Creating Custom Resources

Custom resources can be created by sub-classing ConfigurableResource. Here's an example:

from dagster import ConfigurableResource, EnvVar
from typing import Optional
from pydantic import Field

@odp_resource("custom_api")
class CustomAPIResource(ConfigurableResource):
    """A resource for connecting to a custom API."""

    base_url: str
    timeout: Optional[int] = Field(default=30, gt=0)

    def make_request(self, endpoint: str, **kwargs) -> Dict[str, Any]:
        """Make an API request."""
        # Read API key from environment variable
        api_key = os.environ.get("CUSTOM_API_KEY")
        if not api_key:
            raise ValueError("CUSTOM_API_KEY environment variable not set")

        headers = {"Authorization": f"Bearer {api_key}"}
        response = requests.get(
            f"{self.base_url}/{endpoint}", 
            headers=headers,
            timeout=self.timeout,
            **kwargs
        )
        response.raise_for_status()
        return response.json()

Use the custom resource in your configuration:

dagster_config.yaml
resources:
  - resource_kind: custom_api
    params:
      base_url: https://api.example.com/v1
      timeout: 60

When ODP processes this configuration:

  • Parameters are validated against the class attributes' types
  • Required fields (those without defaults) must be provided
  • Optional fields use their default values if not specified

Important

After creating a custom resource, you must import it in your __init__.py or definitions.py file for Python to execute the decorator and register the resource with ODP. The class definition alone isn't sufficient - it needs to be imported where Dagster loads your code.

Using Resources in Tasks

Resources are automatically injected into tasks that require them. Here's how to use resources in a task:

@odp_task(
    "custom_api_task",
    required_resources=["custom_api"]
)
class CustomAPITask(BaseTask):
    endpoint: str

    def run(self) -> Dict[str, Any]:
        # Access the resource through self._resources
        api = self._resources["custom_api"]

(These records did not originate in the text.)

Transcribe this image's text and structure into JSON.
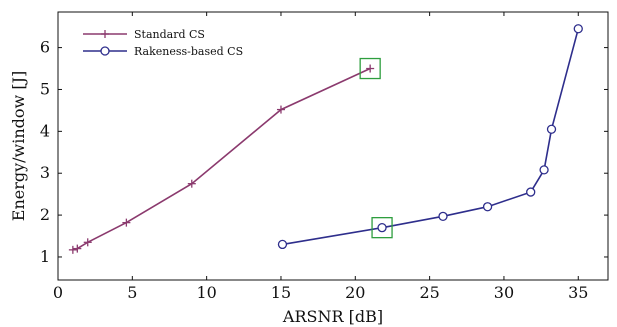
{
  "chart_data": {
    "type": "line",
    "xlabel": "ARSNR [dB]",
    "ylabel": "Energy/window [J]",
    "xlim": [
      0,
      37
    ],
    "ylim": [
      0.45,
      6.85
    ],
    "xticks": [
      0,
      5,
      10,
      15,
      20,
      25,
      30,
      35
    ],
    "yticks": [
      1,
      2,
      3,
      4,
      5,
      6
    ],
    "grid": false,
    "legend_position": "top-left",
    "series": [
      {
        "name": "Standard CS",
        "color": "#8b3a6e",
        "marker": "plus",
        "x": [
          1.0,
          1.3,
          2.0,
          4.6,
          9.0,
          15.0,
          21.0
        ],
        "y": [
          1.17,
          1.2,
          1.35,
          1.82,
          2.75,
          4.52,
          5.5
        ]
      },
      {
        "name": "Rakeness-based CS",
        "color": "#2e2e8c",
        "marker": "circle",
        "x": [
          15.1,
          21.8,
          25.9,
          28.9,
          31.8,
          32.7,
          33.2,
          35.0
        ],
        "y": [
          1.3,
          1.7,
          1.97,
          2.2,
          2.55,
          3.08,
          4.05,
          6.45
        ]
      }
    ],
    "highlights": [
      {
        "x": 21.0,
        "y": 5.5,
        "color": "#2e9e3e"
      },
      {
        "x": 21.8,
        "y": 1.7,
        "color": "#2e9e3e"
      }
    ]
  }
}
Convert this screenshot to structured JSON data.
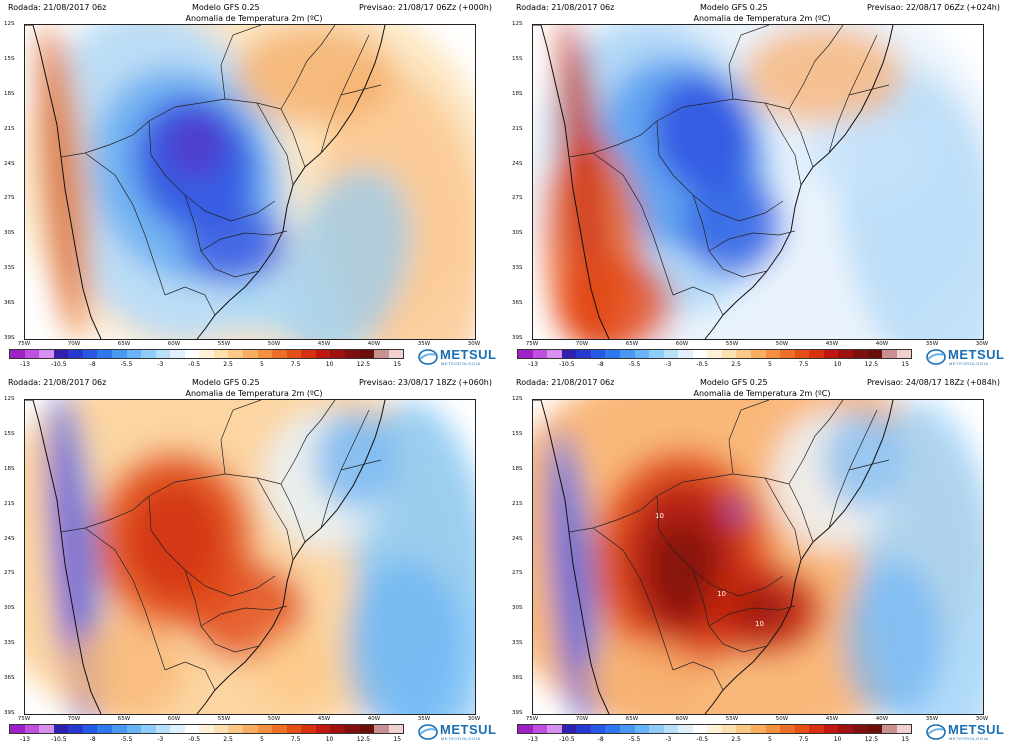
{
  "panels": [
    {
      "run": "Rodada: 21/08/2017 06z",
      "model": "Modelo GFS 0.25",
      "forecast": "Previsao: 21/08/17 06Zz (+000h)",
      "title": "Anomalia de Temperatura 2m (ºC)",
      "phase": "cold"
    },
    {
      "run": "Rodada: 21/08/2017 06z",
      "model": "Modelo GFS 0.25",
      "forecast": "Previsao: 22/08/17 06Zz (+024h)",
      "title": "Anomalia de Temperatura 2m (ºC)",
      "phase": "cold2"
    },
    {
      "run": "Rodada: 21/08/2017 06z",
      "model": "Modelo GFS 0.25",
      "forecast": "Previsao: 23/08/17 18Zz (+060h)",
      "title": "Anomalia de Temperatura 2m (ºC)",
      "phase": "warm"
    },
    {
      "run": "Rodada: 21/08/2017 06z",
      "model": "Modelo GFS 0.25",
      "forecast": "Previsao: 24/08/17 18Zz (+084h)",
      "title": "Anomalia de Temperatura 2m (ºC)",
      "phase": "hot",
      "contour_labels": [
        "10",
        "10",
        "10"
      ]
    }
  ],
  "lat_labels": [
    "12S",
    "15S",
    "18S",
    "21S",
    "24S",
    "27S",
    "30S",
    "33S",
    "36S",
    "39S"
  ],
  "lon_labels": [
    "75W",
    "70W",
    "65W",
    "60W",
    "55W",
    "50W",
    "45W",
    "40W",
    "35W",
    "30W"
  ],
  "colorbar": {
    "ticks": [
      "-13",
      "-10.5",
      "-8",
      "-5.5",
      "-3",
      "-0.5",
      "2.5",
      "5",
      "7.5",
      "10",
      "12.5",
      "15"
    ],
    "colors": [
      "#a020c8",
      "#c050e0",
      "#d890f0",
      "#3020b0",
      "#2838d0",
      "#2858e8",
      "#3078f0",
      "#4898f4",
      "#68b4f6",
      "#90ccf8",
      "#b8e0fa",
      "#e0f0fc",
      "#ffffff",
      "#fff0d8",
      "#fde0b0",
      "#fcc888",
      "#f8ae60",
      "#f49040",
      "#ee7028",
      "#e45018",
      "#d83010",
      "#c01810",
      "#a01010",
      "#801010",
      "#6a1008",
      "#c89090",
      "#f0d0d0"
    ]
  },
  "logo": {
    "name": "METSUL",
    "sub": "METEOROLOGIA"
  }
}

        # Use the resource
        result = api.make_request(self.endpoint)

        return {"data": result}

Best Practices

  • Move common code used across tasks or sensors into resources
  • Create resources for shared business logic that might be used in multiple pipelines
  • Use resources to standardize how your pipeline interacts with external systems
  • Keep resources focused on a single domain or service
  • Keep resource configurations in version control

Resources are a fundamental part of dagster-odp's configuration-driven approach. By properly configuring and using resources, you can create maintainable and secure data pipelines that effectively interact with external systems.